As I was driving with my son, James, I was trying to translate the problems, which he did notice, into terms a six year old (in 40 days on election day he will be 6) could understand. Lately, his favorite breakfast food is Cinnamon Toast Crunch Bars. He will eat only those out of a three pack of flavors. Surely, I thought that only having one of these precious bars would convey the idea of scarcity and the fear of it. Sure enough, he got that not having a bar for him and his sister would be a bad thing and he might not be happy if he was told it was the last bar. But, then he answered in a way guaranteed to make any Christian parent happy. He didn't say he would be fighting with his sister to get the last bar. No, his response was, "Dad, we would just have to cut the bar in half and share". I thought immediately of the early Christians and the Book of Acts.

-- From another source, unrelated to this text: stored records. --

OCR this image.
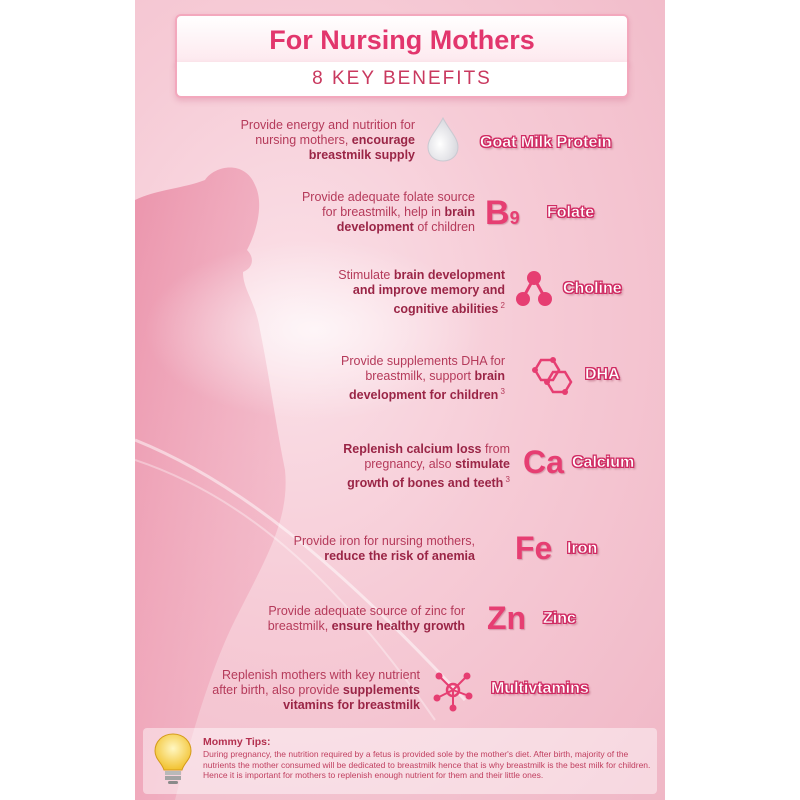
For Nursing Mothers
8 KEY BENEFITS
Provide energy and nutrition for
nursing mothers, encourage
breastmilk supply
Goat Milk Protein
Provide adequate folate source
for breastmilk, help in brain
development of children B9 Folate
Stimulate brain development
and improve memory and
cognitive abilities $^2$
Choline
Provide supplements DHA for
breastmilk, support brain
development for children $^3$
DHA
Replenish calcium loss from
pregnancy, also stimulate
growth of bones and teeth $^3$ Ca Calcium
Provide iron for nursing mothers,
reduce the risk of anemia Fe Iron
Provide adequate source of zinc for
breastmilk, ensure healthy growth Zn Zinc
Replenish mothers with key nutrient
after birth, also provide supplements
vitamins for breastmilk
Multivtamins
Mommy Tips:
During pregnancy, the nutrition required by a fetus is provided sole by the mother's diet. After birth, majority of the nutrients the mother consumed will be dedicated to breastmilk hence that is why breastmilk is the best milk for children. Hence it is important for mothers to replenish enough nutrient for them and their little ones.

In the Book of Acts, we see the early Christians doing just that "[t]hose who owned fields or hoses sold them and brought the price of the sale to the apostles and made an offering of it. The apostles then distributed it according to each person's needs". Acts 4: 34-35 from the Message translation. God has always found a way to provide to the people. Joseph and his dreams to warn the Pharaoh and ensure that food would be stored. Manna from heaven to feed the wandering people, etc. But the message has also been, don't hoard, share, take only what you need. Wouldn't it be nice if we Christians actually lived like that now, today.
By the way, I didn't try hard enough with the cereal bar analogy. When I made it the last piece of candy, well then the gloves were off and the bidding war was ready to begin.